GDC review process.

Manu turkeyman at gmail.com
Tue Jun 19 13:40:41 PDT 2012


On 19 June 2012 21:19, Iain Buclaw <ibuclaw at ubuntu.com> wrote:

> 1) D Inline Asm and naked function support is raising far too many alarm
> bells. So would just be easier to remove it and avoid all the other
> comments on why we need middle-end and backend headers in gdc.
>

Inline assembly has been relatively useless in GCC for years. Inline asm
interferes with the optimisers ability to do a good job, which basically
makes use of inline assembly self-defeating.
The only time I ever need to use inline-asm is to interface an arch feature
that has no API. As long as there are intrinsics for all the opcodes one
might want, then it's better to use them.

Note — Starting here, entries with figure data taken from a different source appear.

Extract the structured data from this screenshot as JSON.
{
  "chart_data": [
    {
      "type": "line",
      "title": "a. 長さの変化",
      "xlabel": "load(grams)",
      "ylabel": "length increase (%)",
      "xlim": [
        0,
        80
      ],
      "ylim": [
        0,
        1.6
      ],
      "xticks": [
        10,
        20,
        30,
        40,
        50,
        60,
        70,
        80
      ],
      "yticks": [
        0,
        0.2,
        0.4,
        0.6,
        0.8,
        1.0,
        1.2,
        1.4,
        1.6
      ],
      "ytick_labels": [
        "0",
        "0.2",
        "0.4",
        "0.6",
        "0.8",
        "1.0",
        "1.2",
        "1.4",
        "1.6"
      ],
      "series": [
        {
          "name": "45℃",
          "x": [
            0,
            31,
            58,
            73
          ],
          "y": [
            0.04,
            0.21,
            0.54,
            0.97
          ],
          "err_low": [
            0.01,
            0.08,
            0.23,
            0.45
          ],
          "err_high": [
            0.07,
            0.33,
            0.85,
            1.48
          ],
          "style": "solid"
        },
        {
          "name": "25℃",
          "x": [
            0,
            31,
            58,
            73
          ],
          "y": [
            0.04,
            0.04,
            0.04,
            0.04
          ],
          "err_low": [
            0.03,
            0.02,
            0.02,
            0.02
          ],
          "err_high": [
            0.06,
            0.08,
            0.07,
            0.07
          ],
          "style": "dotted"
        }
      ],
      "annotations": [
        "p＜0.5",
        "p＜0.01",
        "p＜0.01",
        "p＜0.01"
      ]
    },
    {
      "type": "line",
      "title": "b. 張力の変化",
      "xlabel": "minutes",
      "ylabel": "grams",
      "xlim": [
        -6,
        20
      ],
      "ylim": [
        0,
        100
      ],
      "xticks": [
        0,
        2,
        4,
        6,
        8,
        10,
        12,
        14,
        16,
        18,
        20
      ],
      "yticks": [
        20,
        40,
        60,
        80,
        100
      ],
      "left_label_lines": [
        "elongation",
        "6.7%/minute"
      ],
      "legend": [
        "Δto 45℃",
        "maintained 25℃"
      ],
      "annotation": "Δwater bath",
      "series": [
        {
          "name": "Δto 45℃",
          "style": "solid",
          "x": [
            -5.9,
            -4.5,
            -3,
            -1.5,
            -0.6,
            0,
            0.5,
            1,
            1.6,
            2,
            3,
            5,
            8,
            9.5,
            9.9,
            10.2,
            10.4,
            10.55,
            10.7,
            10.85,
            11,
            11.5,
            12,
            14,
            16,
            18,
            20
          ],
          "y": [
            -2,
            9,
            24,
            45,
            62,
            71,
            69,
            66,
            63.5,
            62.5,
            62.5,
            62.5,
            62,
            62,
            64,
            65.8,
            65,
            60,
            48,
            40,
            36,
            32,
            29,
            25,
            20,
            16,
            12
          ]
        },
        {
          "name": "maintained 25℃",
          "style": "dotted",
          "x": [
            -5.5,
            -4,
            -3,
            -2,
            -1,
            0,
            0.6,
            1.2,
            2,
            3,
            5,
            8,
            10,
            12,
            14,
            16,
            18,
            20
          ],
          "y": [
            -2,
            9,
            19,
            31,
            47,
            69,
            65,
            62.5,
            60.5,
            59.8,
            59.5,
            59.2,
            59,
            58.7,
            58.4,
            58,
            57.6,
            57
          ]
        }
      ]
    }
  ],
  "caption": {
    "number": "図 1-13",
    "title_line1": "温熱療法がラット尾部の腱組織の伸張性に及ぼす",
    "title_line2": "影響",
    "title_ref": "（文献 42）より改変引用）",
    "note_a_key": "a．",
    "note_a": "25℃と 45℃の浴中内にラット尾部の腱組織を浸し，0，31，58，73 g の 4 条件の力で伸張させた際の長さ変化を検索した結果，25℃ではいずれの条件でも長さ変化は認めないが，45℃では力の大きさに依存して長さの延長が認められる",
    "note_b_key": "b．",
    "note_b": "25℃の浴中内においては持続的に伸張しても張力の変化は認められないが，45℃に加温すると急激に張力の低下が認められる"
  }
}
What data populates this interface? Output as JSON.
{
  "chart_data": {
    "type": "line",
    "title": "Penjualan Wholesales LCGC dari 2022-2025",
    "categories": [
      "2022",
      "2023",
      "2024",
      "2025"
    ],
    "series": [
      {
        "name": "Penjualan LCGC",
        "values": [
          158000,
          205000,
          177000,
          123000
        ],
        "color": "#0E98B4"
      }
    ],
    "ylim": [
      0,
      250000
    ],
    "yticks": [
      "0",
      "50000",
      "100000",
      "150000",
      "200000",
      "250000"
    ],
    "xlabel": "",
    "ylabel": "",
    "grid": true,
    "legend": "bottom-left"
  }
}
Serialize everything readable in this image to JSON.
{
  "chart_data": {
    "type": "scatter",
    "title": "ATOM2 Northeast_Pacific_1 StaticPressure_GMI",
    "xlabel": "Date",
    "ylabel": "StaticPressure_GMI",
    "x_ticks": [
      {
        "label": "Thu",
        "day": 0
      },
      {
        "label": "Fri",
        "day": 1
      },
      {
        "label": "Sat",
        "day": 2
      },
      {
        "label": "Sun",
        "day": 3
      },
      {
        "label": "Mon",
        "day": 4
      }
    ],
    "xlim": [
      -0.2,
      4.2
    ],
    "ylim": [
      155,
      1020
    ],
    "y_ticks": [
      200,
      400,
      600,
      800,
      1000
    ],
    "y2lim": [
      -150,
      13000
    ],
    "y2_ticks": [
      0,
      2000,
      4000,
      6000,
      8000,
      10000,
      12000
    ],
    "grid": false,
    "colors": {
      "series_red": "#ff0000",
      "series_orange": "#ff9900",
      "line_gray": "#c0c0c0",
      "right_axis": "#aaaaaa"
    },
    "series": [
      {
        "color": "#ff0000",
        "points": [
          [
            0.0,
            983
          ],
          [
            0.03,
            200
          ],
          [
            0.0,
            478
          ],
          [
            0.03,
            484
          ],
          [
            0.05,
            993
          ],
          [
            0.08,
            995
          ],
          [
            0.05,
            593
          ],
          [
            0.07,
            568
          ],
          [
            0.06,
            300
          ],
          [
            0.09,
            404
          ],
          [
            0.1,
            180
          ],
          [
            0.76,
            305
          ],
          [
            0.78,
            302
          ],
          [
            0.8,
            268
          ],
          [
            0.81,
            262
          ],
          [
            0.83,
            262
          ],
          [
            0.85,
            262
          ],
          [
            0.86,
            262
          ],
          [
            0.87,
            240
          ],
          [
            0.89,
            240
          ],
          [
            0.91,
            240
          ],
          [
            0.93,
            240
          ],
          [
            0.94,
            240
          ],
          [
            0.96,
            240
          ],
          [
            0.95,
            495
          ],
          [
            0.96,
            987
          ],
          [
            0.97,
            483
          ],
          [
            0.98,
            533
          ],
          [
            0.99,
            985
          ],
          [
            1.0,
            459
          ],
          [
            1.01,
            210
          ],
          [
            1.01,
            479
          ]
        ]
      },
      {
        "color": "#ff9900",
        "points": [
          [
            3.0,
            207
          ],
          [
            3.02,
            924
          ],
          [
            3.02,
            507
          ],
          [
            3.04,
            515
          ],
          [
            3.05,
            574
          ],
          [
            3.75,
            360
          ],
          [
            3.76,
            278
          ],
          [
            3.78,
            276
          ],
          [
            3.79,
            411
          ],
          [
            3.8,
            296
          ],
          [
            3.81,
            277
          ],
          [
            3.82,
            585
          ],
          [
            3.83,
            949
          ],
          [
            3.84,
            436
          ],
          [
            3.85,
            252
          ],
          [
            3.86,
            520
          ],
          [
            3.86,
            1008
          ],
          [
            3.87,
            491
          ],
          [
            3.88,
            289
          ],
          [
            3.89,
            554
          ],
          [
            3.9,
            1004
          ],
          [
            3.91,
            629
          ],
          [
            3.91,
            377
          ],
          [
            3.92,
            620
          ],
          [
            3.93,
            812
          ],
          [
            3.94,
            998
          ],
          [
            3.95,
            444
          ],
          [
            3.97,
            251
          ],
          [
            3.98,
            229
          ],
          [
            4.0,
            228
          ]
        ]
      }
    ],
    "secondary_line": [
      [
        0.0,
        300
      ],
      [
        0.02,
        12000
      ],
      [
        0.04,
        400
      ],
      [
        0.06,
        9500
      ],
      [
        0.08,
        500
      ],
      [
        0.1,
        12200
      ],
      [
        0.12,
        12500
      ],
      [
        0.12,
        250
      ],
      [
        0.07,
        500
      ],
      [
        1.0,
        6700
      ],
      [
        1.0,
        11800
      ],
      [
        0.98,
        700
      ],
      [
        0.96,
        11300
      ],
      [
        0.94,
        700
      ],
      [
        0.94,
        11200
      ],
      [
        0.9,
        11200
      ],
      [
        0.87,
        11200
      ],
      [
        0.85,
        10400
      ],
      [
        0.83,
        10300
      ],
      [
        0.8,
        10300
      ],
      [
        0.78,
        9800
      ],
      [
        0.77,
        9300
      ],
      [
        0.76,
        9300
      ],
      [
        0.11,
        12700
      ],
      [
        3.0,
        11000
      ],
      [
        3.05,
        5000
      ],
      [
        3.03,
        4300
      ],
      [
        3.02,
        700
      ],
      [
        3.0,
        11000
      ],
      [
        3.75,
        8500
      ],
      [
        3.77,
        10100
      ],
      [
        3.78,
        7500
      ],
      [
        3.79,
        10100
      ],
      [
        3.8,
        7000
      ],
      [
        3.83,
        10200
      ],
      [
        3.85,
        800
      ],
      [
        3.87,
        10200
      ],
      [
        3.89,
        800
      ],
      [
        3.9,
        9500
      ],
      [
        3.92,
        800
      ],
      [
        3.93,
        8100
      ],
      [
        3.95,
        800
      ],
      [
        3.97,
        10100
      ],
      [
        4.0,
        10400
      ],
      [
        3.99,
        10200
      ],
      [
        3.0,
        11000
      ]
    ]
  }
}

There are 2 operations that spring to mind that typically don't have
intrinsics, or high level API's, which I always use asm to interface; the
fine-grain manual manipulation of the flags register on PPC (ie, the '.'
suite of opcodes), and conditional execution opcodes on ARM. Neither of
these have high level expressions, and they are both relatively important.
That said, as stated above, if use of this stuff is for performance, then
using an inline-asm block will ruin the surrounding code anyway, so I
almost always find I'm required to write the entire function in asm to
achieve the expected result...

I see no major loss to removing the inline assembler.
I would like to know what the issue is though? Why are you compelled to
remove it?
I thought GCC optionally supported the microsoft asm syntax instead, which
should make it syntactically consistent with D?